Once the stage crew had disappeared having done their final pre-show tweaks (something which somewhat disrupted the atmosphere carefully created by the Gilbert and Sullivan-esque mood music and the minimalist bachelor pad set up on stage) the action began straight away and didn’t let up until the very end.
We met instantly the familiar stock characters of butler and dandy; Douglas and Bunbury, and it has to be said that the actors portraying the pair were a fantastic duo. They complimented each other perfectly in their Jeeves and Wooster style combination of the long-suffering, highly intelligent manservant who is bound to waiting on a self-important, but charming, upper-class playboy.
Along the way we also met the requisite interfering aunt (she-who-must-be-obeyed), the hopelessly love-struck associate, and the beautiful heiress who is the object of the aforementioned affections. Although, as is so often the case, she only has eyes for his friend – in this case the “bed-ridden” Bunbury.
There’s no time for your attention to wander as each new line holds a wealth of insight into the perversity of good manners in high society, the scandal of scandal and the importance of reputation in the 1890s. This naturally leads the audience to reflect on the difficulties Wilde faced in his lifetime thanks to his unconventional lifestyle. Equally it’s interesting to note how many of Wilde’s observations are still highly relevant today. Both of these lines of thought leave plenty of scope for lively post-show debating.

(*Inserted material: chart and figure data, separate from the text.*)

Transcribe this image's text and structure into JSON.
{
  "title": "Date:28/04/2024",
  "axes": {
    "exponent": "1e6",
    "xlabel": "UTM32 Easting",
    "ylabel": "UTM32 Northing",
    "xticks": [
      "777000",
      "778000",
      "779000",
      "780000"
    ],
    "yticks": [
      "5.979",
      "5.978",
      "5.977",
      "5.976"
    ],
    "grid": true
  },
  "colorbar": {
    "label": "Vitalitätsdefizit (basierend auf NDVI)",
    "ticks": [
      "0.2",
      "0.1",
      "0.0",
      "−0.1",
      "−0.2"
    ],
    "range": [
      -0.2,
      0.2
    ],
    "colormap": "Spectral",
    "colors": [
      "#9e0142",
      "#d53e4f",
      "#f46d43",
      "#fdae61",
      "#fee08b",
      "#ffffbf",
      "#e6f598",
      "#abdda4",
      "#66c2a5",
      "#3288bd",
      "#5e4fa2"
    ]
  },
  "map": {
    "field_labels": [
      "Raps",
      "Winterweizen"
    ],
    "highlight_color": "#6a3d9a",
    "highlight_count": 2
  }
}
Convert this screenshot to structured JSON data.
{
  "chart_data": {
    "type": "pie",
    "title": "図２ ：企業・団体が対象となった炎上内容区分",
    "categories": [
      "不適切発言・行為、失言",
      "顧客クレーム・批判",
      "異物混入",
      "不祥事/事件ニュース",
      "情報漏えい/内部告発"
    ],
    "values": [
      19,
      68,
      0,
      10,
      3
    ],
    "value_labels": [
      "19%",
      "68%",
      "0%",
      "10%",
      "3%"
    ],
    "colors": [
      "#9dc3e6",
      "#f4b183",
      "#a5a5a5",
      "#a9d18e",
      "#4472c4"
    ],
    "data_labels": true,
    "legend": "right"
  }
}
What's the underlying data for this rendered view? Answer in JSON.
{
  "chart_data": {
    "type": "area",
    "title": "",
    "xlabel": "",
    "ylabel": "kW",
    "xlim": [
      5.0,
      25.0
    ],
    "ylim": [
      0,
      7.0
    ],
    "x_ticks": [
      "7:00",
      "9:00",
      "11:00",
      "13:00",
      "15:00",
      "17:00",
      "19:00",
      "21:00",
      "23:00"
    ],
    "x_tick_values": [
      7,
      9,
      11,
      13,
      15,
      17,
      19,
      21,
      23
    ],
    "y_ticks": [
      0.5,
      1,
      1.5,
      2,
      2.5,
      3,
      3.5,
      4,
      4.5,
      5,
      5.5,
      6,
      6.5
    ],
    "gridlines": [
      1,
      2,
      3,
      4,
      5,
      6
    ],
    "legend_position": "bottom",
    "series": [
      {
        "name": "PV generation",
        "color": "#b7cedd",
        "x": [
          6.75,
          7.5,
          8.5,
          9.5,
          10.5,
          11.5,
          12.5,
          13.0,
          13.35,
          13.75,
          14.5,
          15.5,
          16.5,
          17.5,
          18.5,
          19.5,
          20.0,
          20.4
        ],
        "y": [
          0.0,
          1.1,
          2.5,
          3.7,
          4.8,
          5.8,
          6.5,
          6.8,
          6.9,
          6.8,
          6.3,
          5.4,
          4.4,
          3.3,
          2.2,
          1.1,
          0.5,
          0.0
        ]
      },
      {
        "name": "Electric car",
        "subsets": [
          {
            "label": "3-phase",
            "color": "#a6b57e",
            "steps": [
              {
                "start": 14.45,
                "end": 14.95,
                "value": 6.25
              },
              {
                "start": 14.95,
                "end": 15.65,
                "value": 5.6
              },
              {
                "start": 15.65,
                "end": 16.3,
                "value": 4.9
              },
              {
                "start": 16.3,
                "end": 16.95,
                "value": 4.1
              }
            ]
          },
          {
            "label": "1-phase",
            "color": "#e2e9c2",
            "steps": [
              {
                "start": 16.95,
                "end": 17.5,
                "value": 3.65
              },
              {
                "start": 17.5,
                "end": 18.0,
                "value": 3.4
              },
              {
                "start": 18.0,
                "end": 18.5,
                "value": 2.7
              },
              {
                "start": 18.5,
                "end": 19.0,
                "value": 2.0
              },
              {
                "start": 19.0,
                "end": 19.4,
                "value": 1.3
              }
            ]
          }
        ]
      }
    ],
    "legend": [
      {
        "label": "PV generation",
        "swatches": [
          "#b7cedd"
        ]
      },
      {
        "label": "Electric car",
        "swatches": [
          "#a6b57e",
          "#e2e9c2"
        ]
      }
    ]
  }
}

Overall this is a short but very well crafted piece of theatre performed by a sparkling cast. Although the philosophical nature of the script means that this is not a play during which you can sit back and switch off after a long day at the office, the humor, both in terms of pithy social comment and in terms of subtle slapstick (corpses can be wonderful cup holders we discover), makes for a thoroughly enjoyable and utterly cultural romp.